Contrôle des armes: Barack Obama veut des propositions concrètes dès janvier

Le président Barack Obama a demandé mercredi à une équipe dirigée par son vice-président Joe Biden de présenter des «propositions concrètes» dès le mois de janvier pour freiner la violence causée par les armes à feu, dans la foulée du massacre de la semaine dernière dans une école primaire du Connecticut.

Le président a adopté une position ferme sur ce dossier politiquement explosif, après être resté silencieux sur les armes à feu pendant les quatre années de son premier mandat. Mais le débat sur le contrôle des armes à feu aux États-Unis a pris un nouveau ton depuis vendredi dernier, quand un jeune homme armé a tué 20 enfants et six adultes dans une école après avoir tué sa mère chez elle. Il a ensuite retourné son arme contre lui.

«Cette fois-ci, les mots doivent mener à l’action», a dit M. Obama lors d’une allocution à la Maison-Blanche. Il a déclaré qu’il ferait pression pour qu’une nouvelle loi sur les armes à feu soit adoptée «sans délai» et a pressé le Congrès d’organiser un vote sur le projet de loi l’année prochaine.

«Le fait qu’il s’agisse d’un problème complexe ne peut plus être une excuse pour ne rien faire», a affirmé le président. «Le fait de ne pouvoir empêcher tous les actes de violence ne signifie pas que nous ne puissions pas diminuer la violence progressivement.»

Le président a cité le nom de huit personnes qui ont été tuées par des armes à feu à travers les États-Unis depuis la fusillade de vendredi au Connecticut.

M. Obama a demandé au Congrès de rétablir le moratoire sur les fusils d’assaut qui a expiré en 2004. Il a appelé à des vérifications d’antécédents plus strictes pour ceux qui veulent acheter des armes et à la limitation de la capacité des chargeurs.

Le vice-président Joe Biden, qui dispose de plusieurs décennies d’expérience au Sénat et qui milite depuis longtemps pour le contrôle des armes, dirigera l’équipe mandatée par le président, qui comprendra des membres de l’administration et d’autres groupes.

Dans les jours ayant suivi la tuerie au Connecticut, Barack Obama avait promis d’utiliser «tous ses pouvoirs» pour protéger les enfants américains contre la violence causée par les armes à feu.
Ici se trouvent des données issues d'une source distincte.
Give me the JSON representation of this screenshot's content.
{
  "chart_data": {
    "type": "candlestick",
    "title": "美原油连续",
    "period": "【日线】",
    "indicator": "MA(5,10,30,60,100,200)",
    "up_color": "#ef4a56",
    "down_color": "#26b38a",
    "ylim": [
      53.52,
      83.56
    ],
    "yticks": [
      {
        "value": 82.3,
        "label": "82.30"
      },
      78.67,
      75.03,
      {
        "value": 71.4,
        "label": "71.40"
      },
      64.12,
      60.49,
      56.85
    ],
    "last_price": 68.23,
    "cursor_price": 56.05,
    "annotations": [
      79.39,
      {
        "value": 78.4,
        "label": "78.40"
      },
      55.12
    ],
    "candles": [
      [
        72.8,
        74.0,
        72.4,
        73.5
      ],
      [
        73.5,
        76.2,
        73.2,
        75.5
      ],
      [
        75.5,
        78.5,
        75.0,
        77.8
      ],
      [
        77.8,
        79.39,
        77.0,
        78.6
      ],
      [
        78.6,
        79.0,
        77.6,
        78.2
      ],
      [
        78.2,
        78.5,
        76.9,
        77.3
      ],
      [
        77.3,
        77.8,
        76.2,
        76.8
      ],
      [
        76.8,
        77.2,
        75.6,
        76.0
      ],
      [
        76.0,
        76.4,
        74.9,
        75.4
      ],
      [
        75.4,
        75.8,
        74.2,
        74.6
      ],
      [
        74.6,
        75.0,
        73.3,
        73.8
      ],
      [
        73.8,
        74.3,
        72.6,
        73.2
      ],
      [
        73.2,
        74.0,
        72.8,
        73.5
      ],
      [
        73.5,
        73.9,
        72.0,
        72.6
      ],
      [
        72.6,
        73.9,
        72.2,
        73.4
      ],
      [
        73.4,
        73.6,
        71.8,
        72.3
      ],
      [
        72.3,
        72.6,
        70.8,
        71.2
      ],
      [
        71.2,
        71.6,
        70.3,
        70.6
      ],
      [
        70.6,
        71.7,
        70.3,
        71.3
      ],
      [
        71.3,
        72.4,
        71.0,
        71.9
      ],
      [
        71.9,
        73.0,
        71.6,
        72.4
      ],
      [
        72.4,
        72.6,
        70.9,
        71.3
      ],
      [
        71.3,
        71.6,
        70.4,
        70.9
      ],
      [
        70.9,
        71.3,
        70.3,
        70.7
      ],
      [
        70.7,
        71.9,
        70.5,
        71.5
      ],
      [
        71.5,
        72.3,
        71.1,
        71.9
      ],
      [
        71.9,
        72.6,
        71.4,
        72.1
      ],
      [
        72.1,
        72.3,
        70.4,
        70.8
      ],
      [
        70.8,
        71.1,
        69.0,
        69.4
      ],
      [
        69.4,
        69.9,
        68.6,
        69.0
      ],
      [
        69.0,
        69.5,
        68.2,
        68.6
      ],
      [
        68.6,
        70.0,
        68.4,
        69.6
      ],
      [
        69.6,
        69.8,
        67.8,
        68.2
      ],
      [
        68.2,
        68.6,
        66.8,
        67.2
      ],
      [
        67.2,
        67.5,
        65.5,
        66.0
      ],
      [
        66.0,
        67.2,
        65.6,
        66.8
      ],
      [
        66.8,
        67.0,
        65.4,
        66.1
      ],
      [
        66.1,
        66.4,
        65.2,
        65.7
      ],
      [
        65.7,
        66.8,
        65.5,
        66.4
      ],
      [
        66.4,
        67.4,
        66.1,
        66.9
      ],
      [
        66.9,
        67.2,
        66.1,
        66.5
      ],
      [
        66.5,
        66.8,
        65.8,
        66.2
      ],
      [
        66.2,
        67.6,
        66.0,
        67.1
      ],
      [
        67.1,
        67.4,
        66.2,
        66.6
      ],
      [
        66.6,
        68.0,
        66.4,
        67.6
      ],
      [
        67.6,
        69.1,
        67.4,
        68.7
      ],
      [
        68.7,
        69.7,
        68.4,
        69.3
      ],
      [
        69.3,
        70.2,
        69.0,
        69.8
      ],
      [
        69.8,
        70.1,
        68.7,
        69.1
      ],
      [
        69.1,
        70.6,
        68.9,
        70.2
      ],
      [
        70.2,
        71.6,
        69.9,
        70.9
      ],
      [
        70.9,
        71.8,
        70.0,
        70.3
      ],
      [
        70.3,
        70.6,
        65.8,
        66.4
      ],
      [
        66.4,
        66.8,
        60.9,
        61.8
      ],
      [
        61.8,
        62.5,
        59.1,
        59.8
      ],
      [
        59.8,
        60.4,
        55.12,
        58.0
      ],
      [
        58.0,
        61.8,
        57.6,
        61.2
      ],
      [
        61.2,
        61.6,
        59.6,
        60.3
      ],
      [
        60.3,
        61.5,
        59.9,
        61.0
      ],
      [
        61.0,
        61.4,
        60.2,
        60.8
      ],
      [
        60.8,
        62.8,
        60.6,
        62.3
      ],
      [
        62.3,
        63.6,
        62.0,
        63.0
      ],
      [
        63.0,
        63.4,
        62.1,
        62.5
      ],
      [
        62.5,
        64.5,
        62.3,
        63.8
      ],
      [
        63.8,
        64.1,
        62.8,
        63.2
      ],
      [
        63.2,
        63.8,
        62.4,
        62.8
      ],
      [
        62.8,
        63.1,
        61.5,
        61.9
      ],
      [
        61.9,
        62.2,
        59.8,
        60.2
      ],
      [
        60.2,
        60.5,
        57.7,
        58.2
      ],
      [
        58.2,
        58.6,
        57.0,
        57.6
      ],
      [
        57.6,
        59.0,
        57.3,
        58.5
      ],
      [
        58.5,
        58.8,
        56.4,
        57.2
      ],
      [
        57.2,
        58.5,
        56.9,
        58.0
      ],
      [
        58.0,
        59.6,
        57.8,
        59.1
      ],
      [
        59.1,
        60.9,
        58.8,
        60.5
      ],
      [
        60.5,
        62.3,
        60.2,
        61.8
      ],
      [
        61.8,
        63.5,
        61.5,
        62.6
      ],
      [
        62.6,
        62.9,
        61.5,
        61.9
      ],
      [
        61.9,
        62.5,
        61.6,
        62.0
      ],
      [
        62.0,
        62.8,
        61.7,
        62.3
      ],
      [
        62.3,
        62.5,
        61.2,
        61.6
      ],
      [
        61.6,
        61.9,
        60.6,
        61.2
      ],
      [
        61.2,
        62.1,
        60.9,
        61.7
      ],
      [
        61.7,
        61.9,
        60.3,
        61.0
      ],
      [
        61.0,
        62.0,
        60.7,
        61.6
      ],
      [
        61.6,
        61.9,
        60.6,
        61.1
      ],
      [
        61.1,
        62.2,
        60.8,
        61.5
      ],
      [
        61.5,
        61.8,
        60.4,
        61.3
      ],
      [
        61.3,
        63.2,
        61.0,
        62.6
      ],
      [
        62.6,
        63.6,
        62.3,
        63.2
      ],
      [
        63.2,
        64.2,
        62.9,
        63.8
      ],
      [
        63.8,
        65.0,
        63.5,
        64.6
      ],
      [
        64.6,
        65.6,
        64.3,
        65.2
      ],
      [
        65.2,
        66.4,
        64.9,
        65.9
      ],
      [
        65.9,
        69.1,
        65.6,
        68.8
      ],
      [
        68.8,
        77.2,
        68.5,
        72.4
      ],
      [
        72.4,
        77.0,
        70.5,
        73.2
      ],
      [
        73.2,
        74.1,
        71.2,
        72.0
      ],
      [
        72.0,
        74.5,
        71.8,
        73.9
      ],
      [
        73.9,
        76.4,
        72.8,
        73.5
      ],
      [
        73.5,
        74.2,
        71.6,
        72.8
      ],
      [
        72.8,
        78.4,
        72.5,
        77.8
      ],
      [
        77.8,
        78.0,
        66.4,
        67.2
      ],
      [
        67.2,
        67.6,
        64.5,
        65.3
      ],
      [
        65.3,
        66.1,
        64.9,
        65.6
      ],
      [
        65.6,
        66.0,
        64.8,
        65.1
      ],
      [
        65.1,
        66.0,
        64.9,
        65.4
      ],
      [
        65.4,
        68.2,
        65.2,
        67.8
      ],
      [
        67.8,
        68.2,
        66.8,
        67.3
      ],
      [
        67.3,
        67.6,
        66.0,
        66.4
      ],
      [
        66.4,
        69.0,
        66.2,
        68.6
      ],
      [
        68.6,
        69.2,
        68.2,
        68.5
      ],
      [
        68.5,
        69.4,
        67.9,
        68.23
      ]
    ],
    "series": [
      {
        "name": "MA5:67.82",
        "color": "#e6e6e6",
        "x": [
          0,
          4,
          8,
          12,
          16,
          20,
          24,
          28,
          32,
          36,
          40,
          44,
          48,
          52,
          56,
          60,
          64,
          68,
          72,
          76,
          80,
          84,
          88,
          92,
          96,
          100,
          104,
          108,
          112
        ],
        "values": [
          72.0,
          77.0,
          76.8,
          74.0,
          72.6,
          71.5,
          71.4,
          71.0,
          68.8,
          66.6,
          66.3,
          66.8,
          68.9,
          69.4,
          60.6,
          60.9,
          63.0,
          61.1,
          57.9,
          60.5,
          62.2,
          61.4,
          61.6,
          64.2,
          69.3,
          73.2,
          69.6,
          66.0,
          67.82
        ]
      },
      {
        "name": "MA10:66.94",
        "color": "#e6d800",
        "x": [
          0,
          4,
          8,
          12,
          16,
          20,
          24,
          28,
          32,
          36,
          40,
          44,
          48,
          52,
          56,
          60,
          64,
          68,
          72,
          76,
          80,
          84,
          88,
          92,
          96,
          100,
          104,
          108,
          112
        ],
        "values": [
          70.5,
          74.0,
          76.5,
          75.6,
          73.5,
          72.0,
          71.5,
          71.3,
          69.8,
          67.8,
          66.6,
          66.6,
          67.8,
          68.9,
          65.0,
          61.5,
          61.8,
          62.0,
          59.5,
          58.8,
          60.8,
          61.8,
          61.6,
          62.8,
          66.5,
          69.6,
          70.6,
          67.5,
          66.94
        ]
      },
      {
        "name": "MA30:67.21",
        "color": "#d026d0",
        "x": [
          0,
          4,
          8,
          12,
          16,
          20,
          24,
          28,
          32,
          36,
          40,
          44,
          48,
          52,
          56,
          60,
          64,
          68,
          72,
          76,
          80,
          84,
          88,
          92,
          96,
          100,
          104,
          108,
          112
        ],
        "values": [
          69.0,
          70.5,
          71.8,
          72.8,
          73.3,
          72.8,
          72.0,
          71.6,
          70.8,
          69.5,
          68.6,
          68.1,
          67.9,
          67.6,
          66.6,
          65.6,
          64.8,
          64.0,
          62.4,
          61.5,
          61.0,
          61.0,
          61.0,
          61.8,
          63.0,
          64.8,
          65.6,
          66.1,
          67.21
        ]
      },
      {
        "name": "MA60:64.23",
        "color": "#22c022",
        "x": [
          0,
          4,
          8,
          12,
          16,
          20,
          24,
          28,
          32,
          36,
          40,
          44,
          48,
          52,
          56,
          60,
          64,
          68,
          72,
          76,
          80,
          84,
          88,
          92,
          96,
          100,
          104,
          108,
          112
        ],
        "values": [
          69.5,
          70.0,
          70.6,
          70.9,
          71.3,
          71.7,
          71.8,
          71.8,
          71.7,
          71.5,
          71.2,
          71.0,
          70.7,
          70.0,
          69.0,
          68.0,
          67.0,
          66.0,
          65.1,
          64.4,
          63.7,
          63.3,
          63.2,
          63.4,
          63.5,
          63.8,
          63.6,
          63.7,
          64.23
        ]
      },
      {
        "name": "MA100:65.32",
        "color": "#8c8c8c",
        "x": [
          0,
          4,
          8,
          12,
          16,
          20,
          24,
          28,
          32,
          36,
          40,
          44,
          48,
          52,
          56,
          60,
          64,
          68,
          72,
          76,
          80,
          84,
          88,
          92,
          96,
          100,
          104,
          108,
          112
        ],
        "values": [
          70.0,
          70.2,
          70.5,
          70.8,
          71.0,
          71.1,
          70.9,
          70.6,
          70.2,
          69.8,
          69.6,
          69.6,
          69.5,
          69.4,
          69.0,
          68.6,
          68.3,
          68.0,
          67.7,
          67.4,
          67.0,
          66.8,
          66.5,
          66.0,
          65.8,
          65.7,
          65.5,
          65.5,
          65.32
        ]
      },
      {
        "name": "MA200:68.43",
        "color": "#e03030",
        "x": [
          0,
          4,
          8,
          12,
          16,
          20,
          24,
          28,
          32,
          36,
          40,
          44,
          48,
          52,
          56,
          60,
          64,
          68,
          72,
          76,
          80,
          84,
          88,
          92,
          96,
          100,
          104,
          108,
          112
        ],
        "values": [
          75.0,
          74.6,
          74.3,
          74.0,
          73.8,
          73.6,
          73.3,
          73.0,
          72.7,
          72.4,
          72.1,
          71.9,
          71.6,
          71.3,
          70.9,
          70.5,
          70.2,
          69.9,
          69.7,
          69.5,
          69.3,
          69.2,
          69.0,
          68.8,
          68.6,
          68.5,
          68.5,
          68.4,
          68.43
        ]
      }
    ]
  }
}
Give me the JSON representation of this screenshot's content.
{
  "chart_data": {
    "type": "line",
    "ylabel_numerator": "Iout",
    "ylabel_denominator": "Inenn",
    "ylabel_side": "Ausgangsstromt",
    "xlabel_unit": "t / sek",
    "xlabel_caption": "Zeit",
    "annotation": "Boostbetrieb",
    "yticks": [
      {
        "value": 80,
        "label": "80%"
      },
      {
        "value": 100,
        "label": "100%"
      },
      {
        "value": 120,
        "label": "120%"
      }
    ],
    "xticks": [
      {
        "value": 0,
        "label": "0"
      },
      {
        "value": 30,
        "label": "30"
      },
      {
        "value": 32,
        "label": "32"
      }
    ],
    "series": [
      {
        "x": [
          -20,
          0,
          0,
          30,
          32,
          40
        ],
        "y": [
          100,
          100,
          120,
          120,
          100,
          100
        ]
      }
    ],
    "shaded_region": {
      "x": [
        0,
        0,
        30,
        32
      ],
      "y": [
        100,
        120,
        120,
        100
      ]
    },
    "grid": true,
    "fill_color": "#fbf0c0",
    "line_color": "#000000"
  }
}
Les funérailles des victimes se sont poursuivies mercredi à Newtown, de même qu’une veillée funèbre pour la directrice de l’école, très appréciée dans sa communauté.

La fusillade a poussé plusieurs élus favorables aux armes à feu à envisager de nouvelles lois pour contrôler les armes. L’administration Obama et d’autres responsables craignent que leur volonté ne s’amenuise au fil du temps et veulent profiter de l’impulsion provoquée par le massacre pour agir.

La NRA s'exprime

La National Rifle Association (NRA), le plus puissant lobby des armes aux États-Unis, a mis fin à son silence mardi, quatre jours après la fusillade. Dans un communiqué, l’organisation a promis d’«aider à s’assurer que cela n’arrive plus jamais» et a convoqué une conférence de presse vendredi.

Barack Obama a mis la NRA au défi de participer à ses efforts pour réduire la violence causée par les armes. «Espérons qu’ils feront un peu d’introspection», a lancé le président.

Alors que la NRA promet des «contributions significatives» et que le président promet des «gestes significatifs», le défi est maintenant de transformer les mots en actions.

Jusqu’à maintenant, les idées évoquées vont de l’interdiction d’acheter plus d’une arme par personne à celle d’armer tous les enseignants du pays.

Le défi sera également de trouver le bon équilibre tout en protégeant le deuxième amendement de la Constitution, qui garantit le droit individuel des Américains de porter des armes. Environ le tiers des foyers américains possèdent une arme, et plusieurs Américains sont méfiants face à toute volonté du gouvernement fédéral d’étendre son autorité sur les citoyens.

Plusieurs élus favorables aux armes ont aussi appelé à réfléchir aux questions de santé mentale et à l’impact des divertissements violents, comme les jeux vidéo. Le président Obama souhaite lui aussi une approche holistique et ses collaborateurs ont souligné que le renforcement des lois sur les armes n’était pas une panacée.

M. Obama a déclaré mercredi que les États-Unis devaient rendre les soins de santé mentale aussi accessibles que les armes à feu.